Je n’irai pas par quatre chemins : pour moi, Tug of war, c’est l’album où figure un bref morceau, furtif et emprunté, qui n’a rien de particulier ni de remarquable à aucun égard malgré les efforts de George Martin pour l’habiller : Here Today. Je survole le reste, et j’y reviens toujours. C’est injuste, mais c’est comme ça. Survolons donc pour commencer.


Après McCartney II, la parenthèse qui ne pouvait qu’en être une, si récréative et jouissive eût-elle été, se referme et Paul est toujours à la recherche d’une nouvelle orientation. On ne peut pas dire que Tug of war soit concluant à cet égard, mais faute de direction claire, Paul s’est entouré de pointures (Stevie Wonder, Stanley Clarke, Carl Perkins, Ringo Starr et surtout George Martin), et l’album possède en conséquence une musicalité certaine et une certaine unité.


Dress me up as a robber enchante par son swing léger, punchy et gracieux, mais pas autant que The pound is sinking, une succulente britisherie avé l’assan liverpoolien réminiscente du Scaffold du frangin Mike. Tonton Albert a son grand moment avec Wanderlust, et l’Amiral Halsey le bouscule méchamment dans Ballroom Dancing. Toutefois, et sans vouloir minimiser l’apport des autres et notamment celui de Stevie Wonder, la guest star du moment, autrement soulful que Michael Jackson dans Pipes of peace (question de goût ? oh please….), ce n’est nul autre que ce bon vieux Tonton George qui a porté Tug of war à bout de bras et en a fait l’album solaire et swinguant qu’il est pour l’essentiel. C’est bien grâce à ces orchestrations amples et subtiles, à ce son rentre-dedans et incisif, que l’Esprit est bien là et que Tug of war échappe en beauté à la vulgarité des ‘80’s. Je n’en veux pour preuve que Somebody who cares et Take it away : vous enlevez la production de Magic George, vous obtenez deux morceaux de Wings (et, dans le cas de Take it away, pas un de leurs meilleurs…).

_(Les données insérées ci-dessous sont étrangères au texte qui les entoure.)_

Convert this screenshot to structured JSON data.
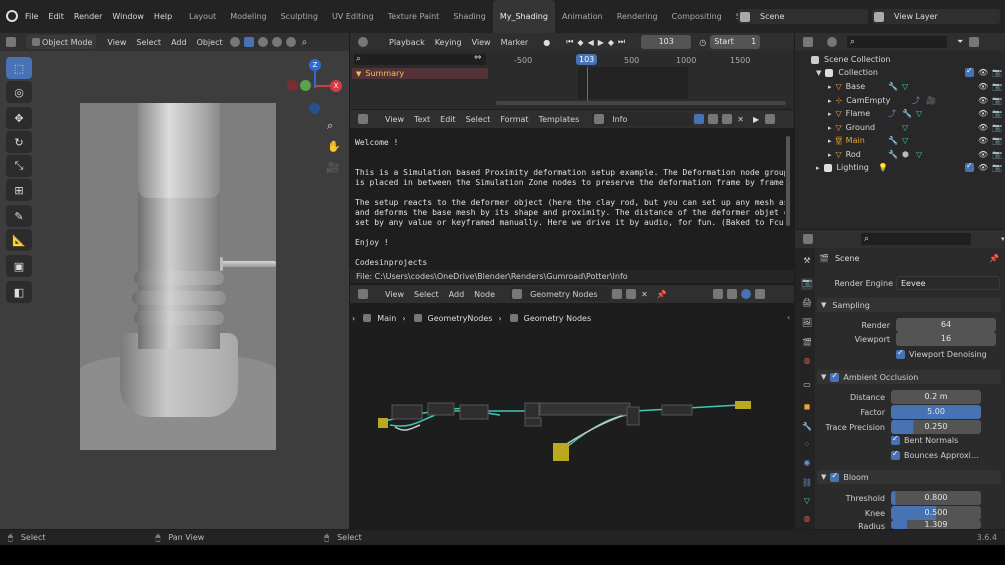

Et nous voici arrivés ici, aujourd’hui.


Entre deux uppers particulièrement enlevés (What's That You're Doing et Ballroom dancing), l’hommage post-8 décembre de Paul à John frappe par son absence d’éclat, sa modestie pudique et, disons le mot, malhabile : Paul y cherche ses mots et sa musique plus qu’il ne les trouve. Un peu comme lorsque, sommé par la presse dès le 9 de dire « ce qu’il en pensait », il bafouilla « It’s a drag » (« ça craint »).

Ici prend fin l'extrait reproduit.